[ad_1]
There was no one like her. Barbara Smith, known throughout much of the world simply as “B,” was a trailblazer, a risk taker and an enterprising gate crasher. But she did it all quietly, gracefully, always epitomizing respect for herself and others and a warmth that could melt butter.
“Our baby is gone,” said Audrey Smaltz, hours of after receiving the news that Smith died last night at the age of 70. The two women met more than 50 years ago, when Smaltz was an Ebony Fashion Fair commentator and Smith was a model strutting the traveling show’s runways at the age of 19.
Even then, Smaltz says, “She was a Lady, with a capital “L” – which is not to say she had always followed the rules. If she had done so then the beautiful brown-skinned girl from small-town Pennsylvania would never have pursued a career as a model. The Ebony Fashion Fair was, essentially, her college.
The daughter of a maid and a steelworker, would then move to New York City where she signed with the prestigious Wilhelmina Models agency. She would eventually grace the covers of 15 magazines, including Mademoiselle in 1976, where she was among the first African American women to do so.
While it was her physical beauty that would captivate you at first, it was Smith’s warmth and genuine kindness that would linger long after you’d met. It made her a successful television spokesperson for blue-chip brands such as Mercedes Benz, Colgate Palmolive Oxy and Verizon. That enormous charm also helped make her a star on New York’s restaurant scene in the 1980s and 1990s, where she began as a hostess and soon became a bonafide restauranteur.
Defying The Odds And The Naysayers
Her namesake restaurant in the heart Broadway’s theater district became the place to see and be seen. It boasted a diverse clientele but the Big Apple’s rising black urban professionals staked out a particular claim on its rooftop bar during summertime. B. Smith’s was featured in a 1997 BLACK ENTERPRISE article entitled, “Where Power Players Play.”
Smith laughingly recalled in an interview with me at the 2010 Women of Power Summit, how even friends and loved ones told her she was crazy when she opted to go into the restaurant business. But she always had a love for feeding people – she used to pretend on her dolls when she was a child — and the doubters never deterred her.
Although she had partners, the restaurant was a huge risk. It bore her name, after all, and it was in arguably the toughest and most competitive restaurant market in the world.
B, however, succeeded by defying the odds and the naysayers.
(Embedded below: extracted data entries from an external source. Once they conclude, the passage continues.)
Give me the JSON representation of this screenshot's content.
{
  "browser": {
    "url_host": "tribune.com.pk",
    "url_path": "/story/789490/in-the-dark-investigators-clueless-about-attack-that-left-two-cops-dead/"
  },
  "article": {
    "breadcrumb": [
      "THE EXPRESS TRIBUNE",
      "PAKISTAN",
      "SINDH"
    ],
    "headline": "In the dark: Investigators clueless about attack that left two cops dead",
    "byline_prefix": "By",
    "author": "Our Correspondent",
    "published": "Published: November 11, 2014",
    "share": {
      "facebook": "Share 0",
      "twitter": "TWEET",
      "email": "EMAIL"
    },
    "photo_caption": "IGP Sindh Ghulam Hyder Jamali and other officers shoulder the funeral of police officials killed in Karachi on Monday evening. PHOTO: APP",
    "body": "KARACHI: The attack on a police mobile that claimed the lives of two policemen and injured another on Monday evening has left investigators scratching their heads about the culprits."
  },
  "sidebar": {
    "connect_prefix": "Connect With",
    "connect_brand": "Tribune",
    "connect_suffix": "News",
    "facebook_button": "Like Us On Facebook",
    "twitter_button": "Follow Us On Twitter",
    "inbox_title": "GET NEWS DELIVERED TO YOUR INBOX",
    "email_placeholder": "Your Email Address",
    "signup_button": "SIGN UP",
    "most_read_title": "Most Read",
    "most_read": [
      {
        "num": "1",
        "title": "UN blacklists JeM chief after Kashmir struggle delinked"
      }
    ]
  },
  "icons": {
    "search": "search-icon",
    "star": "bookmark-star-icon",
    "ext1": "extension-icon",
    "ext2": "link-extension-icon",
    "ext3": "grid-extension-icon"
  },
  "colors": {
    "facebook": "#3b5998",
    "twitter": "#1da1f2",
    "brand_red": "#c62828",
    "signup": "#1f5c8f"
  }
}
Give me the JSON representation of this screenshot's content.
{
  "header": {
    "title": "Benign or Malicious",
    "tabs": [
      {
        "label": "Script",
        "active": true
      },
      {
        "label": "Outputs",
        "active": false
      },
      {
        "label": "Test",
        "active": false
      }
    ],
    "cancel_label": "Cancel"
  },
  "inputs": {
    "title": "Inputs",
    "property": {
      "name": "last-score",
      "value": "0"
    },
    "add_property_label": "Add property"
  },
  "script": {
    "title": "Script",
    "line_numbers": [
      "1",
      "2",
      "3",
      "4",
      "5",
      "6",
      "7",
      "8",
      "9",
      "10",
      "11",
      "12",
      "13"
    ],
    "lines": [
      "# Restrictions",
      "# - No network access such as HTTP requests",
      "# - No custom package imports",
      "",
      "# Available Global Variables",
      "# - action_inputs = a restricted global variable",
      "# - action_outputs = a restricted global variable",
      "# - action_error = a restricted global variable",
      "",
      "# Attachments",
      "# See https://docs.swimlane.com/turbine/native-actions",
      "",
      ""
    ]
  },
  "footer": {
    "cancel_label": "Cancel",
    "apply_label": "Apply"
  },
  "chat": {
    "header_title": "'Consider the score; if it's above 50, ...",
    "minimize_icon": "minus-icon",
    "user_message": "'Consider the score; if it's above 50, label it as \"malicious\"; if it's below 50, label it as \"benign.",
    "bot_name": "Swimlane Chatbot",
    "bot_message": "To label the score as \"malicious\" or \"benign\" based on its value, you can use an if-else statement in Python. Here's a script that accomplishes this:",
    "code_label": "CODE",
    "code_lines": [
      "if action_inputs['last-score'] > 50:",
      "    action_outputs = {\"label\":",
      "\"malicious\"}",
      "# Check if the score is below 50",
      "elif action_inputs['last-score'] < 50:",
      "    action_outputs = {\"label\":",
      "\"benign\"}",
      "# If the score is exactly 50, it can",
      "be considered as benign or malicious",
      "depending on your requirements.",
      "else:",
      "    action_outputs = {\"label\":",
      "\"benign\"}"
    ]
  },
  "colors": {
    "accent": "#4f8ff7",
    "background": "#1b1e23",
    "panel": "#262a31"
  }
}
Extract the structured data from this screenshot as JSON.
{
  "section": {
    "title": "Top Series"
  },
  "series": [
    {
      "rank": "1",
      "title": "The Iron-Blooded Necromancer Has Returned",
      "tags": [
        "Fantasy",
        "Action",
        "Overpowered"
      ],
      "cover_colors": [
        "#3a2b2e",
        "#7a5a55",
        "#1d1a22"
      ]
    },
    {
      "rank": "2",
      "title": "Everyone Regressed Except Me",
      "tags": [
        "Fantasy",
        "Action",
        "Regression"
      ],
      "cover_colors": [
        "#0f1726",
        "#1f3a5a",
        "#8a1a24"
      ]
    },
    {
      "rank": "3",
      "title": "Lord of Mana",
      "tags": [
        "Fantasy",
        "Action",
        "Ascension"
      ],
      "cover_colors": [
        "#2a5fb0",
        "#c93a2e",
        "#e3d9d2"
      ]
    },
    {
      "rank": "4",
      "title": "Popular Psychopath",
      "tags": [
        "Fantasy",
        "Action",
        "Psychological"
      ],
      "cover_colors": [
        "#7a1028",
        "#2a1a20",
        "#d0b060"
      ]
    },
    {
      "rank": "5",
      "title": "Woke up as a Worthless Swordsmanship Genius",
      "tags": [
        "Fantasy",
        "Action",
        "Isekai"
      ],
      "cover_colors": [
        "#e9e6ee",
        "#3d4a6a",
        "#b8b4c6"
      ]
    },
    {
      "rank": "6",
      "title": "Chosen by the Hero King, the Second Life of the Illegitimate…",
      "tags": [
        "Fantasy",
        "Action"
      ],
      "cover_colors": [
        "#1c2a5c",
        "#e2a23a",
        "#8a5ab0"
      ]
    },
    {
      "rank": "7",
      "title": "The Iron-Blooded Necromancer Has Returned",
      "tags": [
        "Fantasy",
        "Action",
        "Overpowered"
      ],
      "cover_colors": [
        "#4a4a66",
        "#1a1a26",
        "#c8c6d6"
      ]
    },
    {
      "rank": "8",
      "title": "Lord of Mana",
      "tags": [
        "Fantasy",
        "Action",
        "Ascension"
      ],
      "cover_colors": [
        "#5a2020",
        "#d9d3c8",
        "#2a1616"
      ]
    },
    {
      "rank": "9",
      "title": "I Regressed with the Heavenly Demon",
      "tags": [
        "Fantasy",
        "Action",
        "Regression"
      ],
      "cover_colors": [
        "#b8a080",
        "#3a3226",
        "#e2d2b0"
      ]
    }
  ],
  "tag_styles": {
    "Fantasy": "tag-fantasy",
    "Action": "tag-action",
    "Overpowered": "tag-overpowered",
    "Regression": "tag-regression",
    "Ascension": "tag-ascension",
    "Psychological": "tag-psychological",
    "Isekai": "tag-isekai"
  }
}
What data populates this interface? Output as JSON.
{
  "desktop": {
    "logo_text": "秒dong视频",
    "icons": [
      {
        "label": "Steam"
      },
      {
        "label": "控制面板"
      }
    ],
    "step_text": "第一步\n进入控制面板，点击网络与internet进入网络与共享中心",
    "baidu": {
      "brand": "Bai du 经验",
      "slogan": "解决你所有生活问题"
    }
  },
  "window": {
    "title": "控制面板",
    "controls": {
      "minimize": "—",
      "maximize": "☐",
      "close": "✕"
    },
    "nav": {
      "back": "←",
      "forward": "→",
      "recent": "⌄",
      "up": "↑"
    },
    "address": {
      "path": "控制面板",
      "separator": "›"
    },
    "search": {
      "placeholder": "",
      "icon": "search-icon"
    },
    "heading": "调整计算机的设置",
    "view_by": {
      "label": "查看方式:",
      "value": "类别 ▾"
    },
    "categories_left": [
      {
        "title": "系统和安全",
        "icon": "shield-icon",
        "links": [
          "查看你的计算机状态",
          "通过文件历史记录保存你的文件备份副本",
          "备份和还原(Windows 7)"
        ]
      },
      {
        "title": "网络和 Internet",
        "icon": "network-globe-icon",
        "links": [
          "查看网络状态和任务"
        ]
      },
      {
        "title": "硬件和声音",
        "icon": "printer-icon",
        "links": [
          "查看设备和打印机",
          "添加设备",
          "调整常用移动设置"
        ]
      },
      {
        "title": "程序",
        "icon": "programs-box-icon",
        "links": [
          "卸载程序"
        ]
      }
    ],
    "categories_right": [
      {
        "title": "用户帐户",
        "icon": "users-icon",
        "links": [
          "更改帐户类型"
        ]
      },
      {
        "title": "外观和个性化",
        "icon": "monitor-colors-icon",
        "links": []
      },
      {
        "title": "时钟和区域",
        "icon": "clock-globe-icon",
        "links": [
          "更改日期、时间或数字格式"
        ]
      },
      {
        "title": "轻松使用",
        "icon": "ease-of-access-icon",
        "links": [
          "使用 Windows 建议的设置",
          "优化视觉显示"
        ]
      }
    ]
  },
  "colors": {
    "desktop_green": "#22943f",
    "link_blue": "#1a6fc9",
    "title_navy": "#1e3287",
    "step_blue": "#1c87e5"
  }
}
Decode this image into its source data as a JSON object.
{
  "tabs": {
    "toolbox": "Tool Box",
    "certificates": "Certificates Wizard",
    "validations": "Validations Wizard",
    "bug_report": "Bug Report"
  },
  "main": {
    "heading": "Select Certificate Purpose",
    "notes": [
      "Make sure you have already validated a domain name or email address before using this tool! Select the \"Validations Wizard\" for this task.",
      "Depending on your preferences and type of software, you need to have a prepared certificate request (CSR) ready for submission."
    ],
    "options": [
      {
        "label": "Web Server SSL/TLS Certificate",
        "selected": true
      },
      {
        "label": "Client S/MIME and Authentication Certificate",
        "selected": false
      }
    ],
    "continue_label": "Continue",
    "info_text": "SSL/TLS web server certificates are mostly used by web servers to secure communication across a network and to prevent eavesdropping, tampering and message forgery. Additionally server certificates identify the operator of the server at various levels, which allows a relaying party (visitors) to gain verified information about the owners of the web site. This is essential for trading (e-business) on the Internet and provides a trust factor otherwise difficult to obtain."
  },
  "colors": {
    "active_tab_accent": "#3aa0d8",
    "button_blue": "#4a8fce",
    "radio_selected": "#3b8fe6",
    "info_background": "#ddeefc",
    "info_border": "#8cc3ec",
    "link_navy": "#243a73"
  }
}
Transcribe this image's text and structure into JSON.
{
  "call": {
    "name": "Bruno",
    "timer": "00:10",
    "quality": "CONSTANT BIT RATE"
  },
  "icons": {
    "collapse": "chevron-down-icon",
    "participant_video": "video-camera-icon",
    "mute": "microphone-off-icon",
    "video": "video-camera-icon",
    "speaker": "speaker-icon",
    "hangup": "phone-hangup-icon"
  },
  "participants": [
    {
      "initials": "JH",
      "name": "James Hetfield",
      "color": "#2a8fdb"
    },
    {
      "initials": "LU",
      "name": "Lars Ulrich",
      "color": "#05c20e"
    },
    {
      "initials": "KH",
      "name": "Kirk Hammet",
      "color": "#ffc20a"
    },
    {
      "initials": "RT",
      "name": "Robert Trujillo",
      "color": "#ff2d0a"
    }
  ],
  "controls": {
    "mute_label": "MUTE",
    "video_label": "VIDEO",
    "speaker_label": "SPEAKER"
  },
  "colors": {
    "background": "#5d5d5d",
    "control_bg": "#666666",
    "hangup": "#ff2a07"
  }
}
She went on to open chic, successful restaurants in Sag Harbor – a sliver of the posh Hamptons with a historically African American summer enclave – and in Washington, DC’s Union Square Station.
Having known of her for years. it was in Sag Harbor that I finally met B. She owned a distinctive home on a quiet beach there, in the midst of a historically black neighborhood that she loved, where my in-laws, Barbara and Earl Graves, Sr. and her fellow Women of Power Legacy honoree, Susan Taylor, were neighbors.
Smith ran that beach often. I was always struck by how fit and lithe she was. Said Smaltz, who owns all three of Smith’s cookbooks: “I used to tease her and say, how could she cook and eat all this wonderful food and never gain a pound?”
Smith clearly worked at it, but there was something about her running the beach and how peaceful she appeared doing it that made it seem as if it was about more than fitness, it was about wellness and selfcare.
In partnership with her husband, Dan Gasby, Smith leveraged her brand as a consummate hostess, chef, and tastemaker to create a full-scale lifestyle brand. Appearing as a contributor on Good Morning America and The Today Show, she would ultimately host her own syndicated show, B. Smith with Style. She later leveraged that to create the B. Smith with Style Collection. It debuted in Bed, Bath & Beyond in 2001, becoming the first homegoods line from an African American woman to be sold at a nationwide retailer, according to her website. From bedding to bath products, she coined a signature “Afrasian” design concept that buyers flocked to.
Bringing Attention To Alzheimer’s
I am so grateful that Black Enterprise honored Smith with a Women of Power Legacy Award in 2010. She joyfully accepted, and gave a candid and rousing interview before a captive audience. Just a few years later, in 2013, she was diagnosed with early onset Alzheimer’s at the age of 64.
Despite the devastation and the closing of her popular restaurants and sale of her beloved Sag Harbor home, the disease never robbed her of her deep kindness, her open heart, the grace and care with which she treated everyone who approached her, and that megawatt cover girl smile.
Her signature tagline, “Whatever you do, do it with style!” has been on display at the Smithsonian’s National Museum of African American History and Culture and she participated in co-writing her final book, Before I Forget, in 2016. A memoir of her and Gasby’s battle with Alzheimer’s and their journey to acceptance, the book shined a much needed light on the disease’s unique impact African Americans, and black women in particular. Her broad legacy will include the heightened awareness she brought to the disease with her willingness to be open about it, and having gotten it so young.
Smith lived well, she did well, she did good – and she did it all with style! She earned her rest and her eternal peace. May her great legacy live on and on.